Gibson, qui a bloqué 27 tirs, a signé son 16e gain de la saison et son troisième blanchissage.

« Ils ont eu un bond favorable pour leur premier but en deuxième période, a dit à son tour l’ailier Zachary Bolduc pour résumer ce match. Nous ne voulons pas nous trouver des excuses. Nous savons que nous pouvons mieux jouer. Les Red Wings ont joué de la bonne façon en nous gardant à l’extérieur. Ils traversent de bons moments et ils ont confiance. Je considère que nous aurions pu amener plus de rondelles vers le filet et créer plus de trafic devant Gibson. »

« Je veux donner le crédit aux Red Wings, a renchéri St-Louis. Leur gardien a aussi très bien joué, mais je ne trouve pas que c’était un match de 4-0. »

Red Wings vs Canadiens | Résumé | 10/01/2026

EN PROLONGATION

Le chiffre du match : 500

Nick Suzuki a participé à son 500e match dans la LNH. C’était un 500e match avec le CH, mais aussi un 500e match d’affilée.

« Ça sonne comme un beau chiffre, a affirmé Suzuki à ce sujet. Je suis chanceux de jouer dans la LNH. Je viens de franchir un plateau intéressant. »

Xhekaj a le numéro de Compher

Arber Xhekaj a utilisé ses grosses épaules contre les Red Wings. Le numéro 72 a mené les siens avec huit mises en échec. En deuxième période, il a étampé deux fois en quelques secondes seulement le centre J.T. Compher.

Au-delà de la robustesse, Xhekaj a offert une prestation des plus solides contre les Red Wings. Il a terminé le match avec un temps de jeu de 12:34. Il a également généré de l’offensive avec deux tirs et sept tirs tentés.

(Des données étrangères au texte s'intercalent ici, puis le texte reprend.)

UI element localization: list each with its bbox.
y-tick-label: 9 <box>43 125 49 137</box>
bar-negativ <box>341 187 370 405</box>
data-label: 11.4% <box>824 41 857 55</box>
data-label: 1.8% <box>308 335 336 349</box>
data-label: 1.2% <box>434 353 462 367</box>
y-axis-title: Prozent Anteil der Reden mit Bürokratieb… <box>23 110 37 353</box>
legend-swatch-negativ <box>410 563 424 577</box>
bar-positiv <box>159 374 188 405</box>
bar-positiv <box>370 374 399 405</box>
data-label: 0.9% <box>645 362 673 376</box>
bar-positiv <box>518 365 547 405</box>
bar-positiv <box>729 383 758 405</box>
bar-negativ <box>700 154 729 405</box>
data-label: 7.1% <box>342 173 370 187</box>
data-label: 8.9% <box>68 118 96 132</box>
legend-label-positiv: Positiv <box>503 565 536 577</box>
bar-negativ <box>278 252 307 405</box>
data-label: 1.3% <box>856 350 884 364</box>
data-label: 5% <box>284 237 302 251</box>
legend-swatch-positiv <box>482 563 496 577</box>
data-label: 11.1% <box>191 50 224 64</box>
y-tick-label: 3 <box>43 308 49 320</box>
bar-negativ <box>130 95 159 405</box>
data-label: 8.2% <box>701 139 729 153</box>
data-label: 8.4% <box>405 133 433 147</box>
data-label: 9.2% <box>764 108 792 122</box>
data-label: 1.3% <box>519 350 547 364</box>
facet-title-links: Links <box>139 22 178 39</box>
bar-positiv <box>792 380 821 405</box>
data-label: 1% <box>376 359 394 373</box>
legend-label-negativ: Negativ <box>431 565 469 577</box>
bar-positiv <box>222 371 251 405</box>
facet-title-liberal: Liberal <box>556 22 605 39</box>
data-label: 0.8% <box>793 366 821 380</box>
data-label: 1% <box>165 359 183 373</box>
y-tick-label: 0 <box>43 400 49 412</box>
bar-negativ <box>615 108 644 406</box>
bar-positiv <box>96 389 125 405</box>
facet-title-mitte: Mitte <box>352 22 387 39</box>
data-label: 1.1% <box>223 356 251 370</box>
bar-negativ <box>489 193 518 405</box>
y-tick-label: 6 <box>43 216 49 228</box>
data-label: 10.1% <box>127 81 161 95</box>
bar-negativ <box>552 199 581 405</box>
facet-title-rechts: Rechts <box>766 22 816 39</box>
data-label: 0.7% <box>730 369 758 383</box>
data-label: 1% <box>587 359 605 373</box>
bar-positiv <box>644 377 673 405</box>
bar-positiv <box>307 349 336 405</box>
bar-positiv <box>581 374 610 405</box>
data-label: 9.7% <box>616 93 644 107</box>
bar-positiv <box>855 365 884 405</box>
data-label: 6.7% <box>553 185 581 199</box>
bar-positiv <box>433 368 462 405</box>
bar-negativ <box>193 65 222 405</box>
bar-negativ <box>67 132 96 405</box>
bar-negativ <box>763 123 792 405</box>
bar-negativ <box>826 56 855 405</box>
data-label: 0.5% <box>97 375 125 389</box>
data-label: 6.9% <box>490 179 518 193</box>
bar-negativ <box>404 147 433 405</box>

« Arber a un bon tir et il était impliqué dans ce match, a affirmé St-Louis. Il méritait cette confiance. »

Un premier test réussi pour Guhle

Kaiden Guhle a renoué avec l’action après une longue absence de 39 matchs. À son retour au jeu, le défenseur a principalement joué à cinq contre cinq à la gauche de Xhekaj. Le numéro 21 a obtenu un temps de jeu de 18:13.

« J’ai aimé mon match, a affirmé Guhle. J’ai fait mon boulot en gardant un style assez simple. Je dois améliorer des trucs, surtout pour mon rythme. Je trouvais le jeu rapide pour un premier match depuis longtemps. Mais dans l’ensemble, je dirais que c’était positif comme retour. »

L’implication physique du quatrième trio

Joe Veleno, Samuel Blais et Owen Beck ont joué à l’image d’un typique quatrième trio. Ils ont procuré de l’énergie avec de bonnes mises en échec.

Veleno a mené le bal parmi les trois attaquants avec quatre coups d’épaule. Blais a également frappé dur avec trois mises en échec.